Eu era uma pessoa que tinha o mundo em volta de mim. Todo mundo me conhecia, sabia quem eu era. Na pandemia, todo mundo se afastou, claro, automaticamente. Quando comecei a ter um problema financeiro, de perder algumas coisas, ele estava ali. Ele me salvou de tudo. Literalmente tudo que eu fazia era por ele. Sempre falava para o Joca do medo que tinha de perdê-lo, porque eu não sabia o que ia fazer sem sua presença. E é por isso que eu cuidava tanto dele. Para durar muitos anos comigo. Mas ele não durou. Eu tento achar um propósito do porquê ele veio pra cá. Não imaginei a proporção que isso tomaria. Nunca, jamais na minha vida. Acho que até agora eu não consegui que a minha ficha caísse.

Eu acho feio falar isso, mas eles literalmente mataram o Joca. Não tiveram cuidado nenhum. Nenhuma companhia aérea tem uma regularização firmada do que eles devem ou não fazer. A Anac deixa livre para cada uma decidir. A maior dor da minha vida foi saber que ele morreu sozinho. Porque eu não estava ali para ajudar, que era a promessa que eu sempre fiz. Eu não pude cumprir. Peguei ele morto, e ele estava me esperando. A minha dor é muito grande por isso. Sempre falei pra ele que eu nunca iria abandoná-lo, e eu não estava lá.

Eu decidi ir morar em Sorriso (MT), e a minha primeira exigência, quando decidi fechar o contrato, foi que o Joca fosse comigo. Eu não iria sem ele. O CEO da empresa, que me convidou para ir para lá, organizou tudo para mim. A gente escolheu a melhor casa, com jardim e tudo para ele. A casa foi escolhida para o Joca. Às vezes, eu sinto que o meu desejo de sempre ter mais e mais matou ele.

Eu acho que nunca mais vou sentir a dor que eu estou sentindo agora, por saber que nunca mais vou ter o Joca. Estou à base de remédio. Estou tomando calmante a cada três horas, porque vem tudo à tona na minha cabeça, principalmente o momento em que descobri que ele morreu. A única coisa que estou conseguindo fazer agora é dar apoio para mim mesmo.

Eu velei o Joca. Meus familiares foram até lá. O irmãozinho dele foi também, porque eu era casado e o meu ex o levou para o local. Uma das melhores coisas que aconteceu pra mim foi ver os dois lá. O Lucas participou disso comigo, de uma parte da minha vida com meu filho. Quando decidi tê-lo, nós estávamos juntos. Eu pedi muito a Deus para que ele coma todas as maçãs, rúculas e beterrabas que tanto amava comer.

A única coisa que eu sei agora, o que quero fazer, é lutar por ele. Lutar para que nenhum outro cachorro passe por isso. Eu não deixaria mais nenhum cachorro passar pela Gol, porque eles não têm cuidado nem com os passageiros. Então como eles vão ter com o filho deles, que é um pet?

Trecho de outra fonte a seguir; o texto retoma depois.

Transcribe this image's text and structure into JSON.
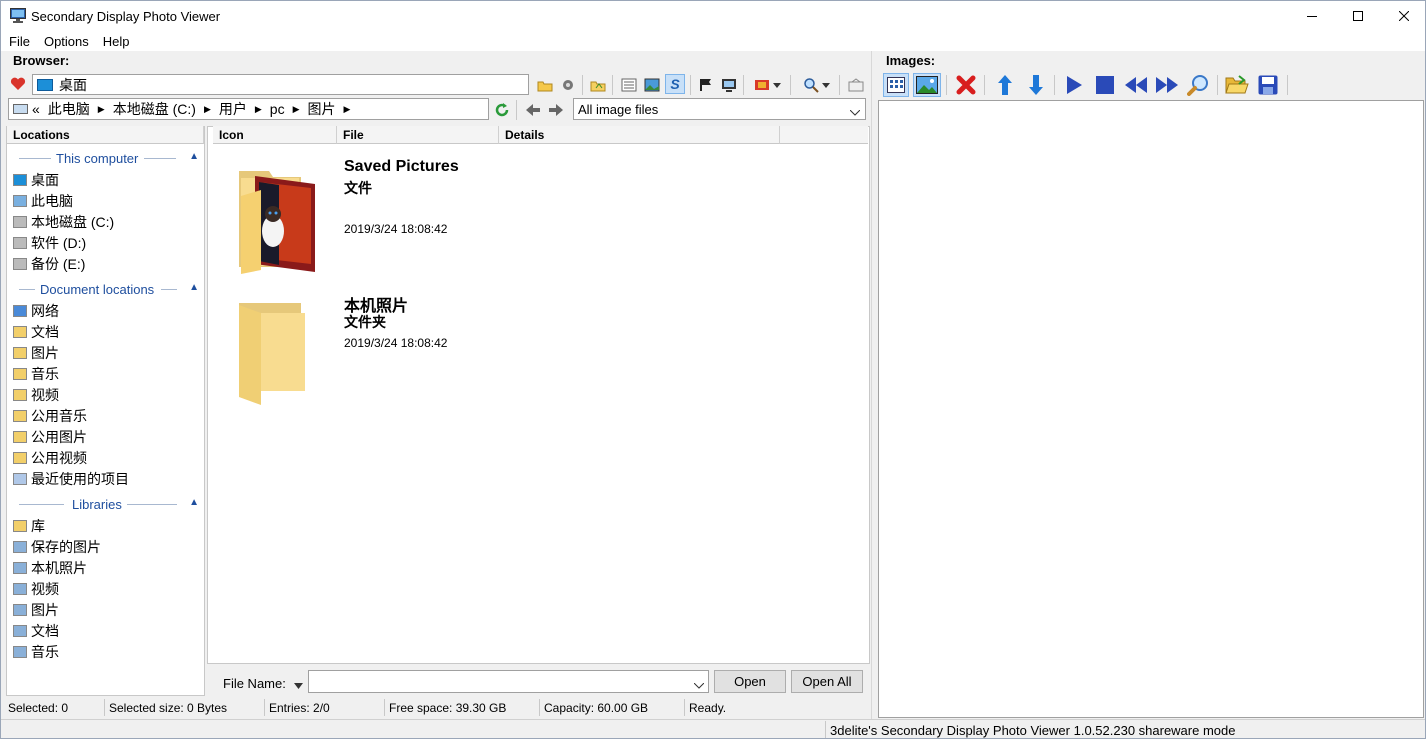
{
  "window": {
    "title": "Secondary Display Photo Viewer"
  },
  "menu": [
    "File",
    "Options",
    "Help"
  ],
  "browser": {
    "label": "Browser:",
    "location": "桌面",
    "breadcrumb": [
      "«",
      "此电脑",
      "本地磁盘 (C:)",
      "用户",
      "pc",
      "图片"
    ],
    "filter": "All image files"
  },
  "images": {
    "label": "Images:"
  },
  "locations": {
    "header": "Locations",
    "groups": {
      "computer": "This computer",
      "documents": "Document locations",
      "libraries": "Libraries"
    },
    "computer_items": [
      "桌面",
      "此电脑",
      "本地磁盘 (C:)",
      "软件 (D:)",
      "备份 (E:)"
    ],
    "document_items": [
      "网络",
      "文档",
      "图片",
      "音乐",
      "视频",
      "公用音乐",
      "公用图片",
      "公用视频",
      "最近使用的项目"
    ],
    "library_items": [
      "库",
      "保存的图片",
      "本机照片",
      "视频",
      "图片",
      "文档",
      "音乐"
    ]
  },
  "columns": {
    "icon": "Icon",
    "file": "File",
    "details": "Details"
  },
  "entries": [
    {
      "name": "Saved Pictures",
      "type": "文件",
      "date": "2019/3/24 18:08:42"
    },
    {
      "name": "本机照片",
      "type": "文件夹",
      "date": "2019/3/24 18:08:42"
    }
  ],
  "file_name": {
    "label": "File Name:",
    "value": "",
    "open": "Open",
    "open_all": "Open All"
  },
  "status": {
    "selected": "Selected: 0",
    "selected_size": "Selected size: 0 Bytes",
    "entries": "Entries: 2/0",
    "free_space": "Free space: 39.30 GB",
    "capacity": "Capacity: 60.00 GB",
    "ready": "Ready."
  },
  "footer": "3delite's Secondary Display Photo Viewer 1.0.52.230 shareware mode"
}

Uma vez, a minha psicóloga falou pra mim que se você pegar a sua mãe, uma irmã e o seu melhor amigo e trancar dentro de um porta-malas, deixar lá por horas, e você pegar o Joca, ou qualquer cachorro, e colocar em outro porta-malas por horas, quando você abrir o da sua família, eles vão sair, brigar com você, colocar o dedo na sua cara, te xingar de tudo quanto é nome pelo fato de você ter guardado eles ali. Se você fizer isso com seu cachorro, na hora que abrir, ele vai te agradecer porque você tirou ele de lá. Então os cachorros têm muito para ensinar para a gente, e o Joca me ensinou muito mais do que qualquer coisa ou pessoa na minha vida."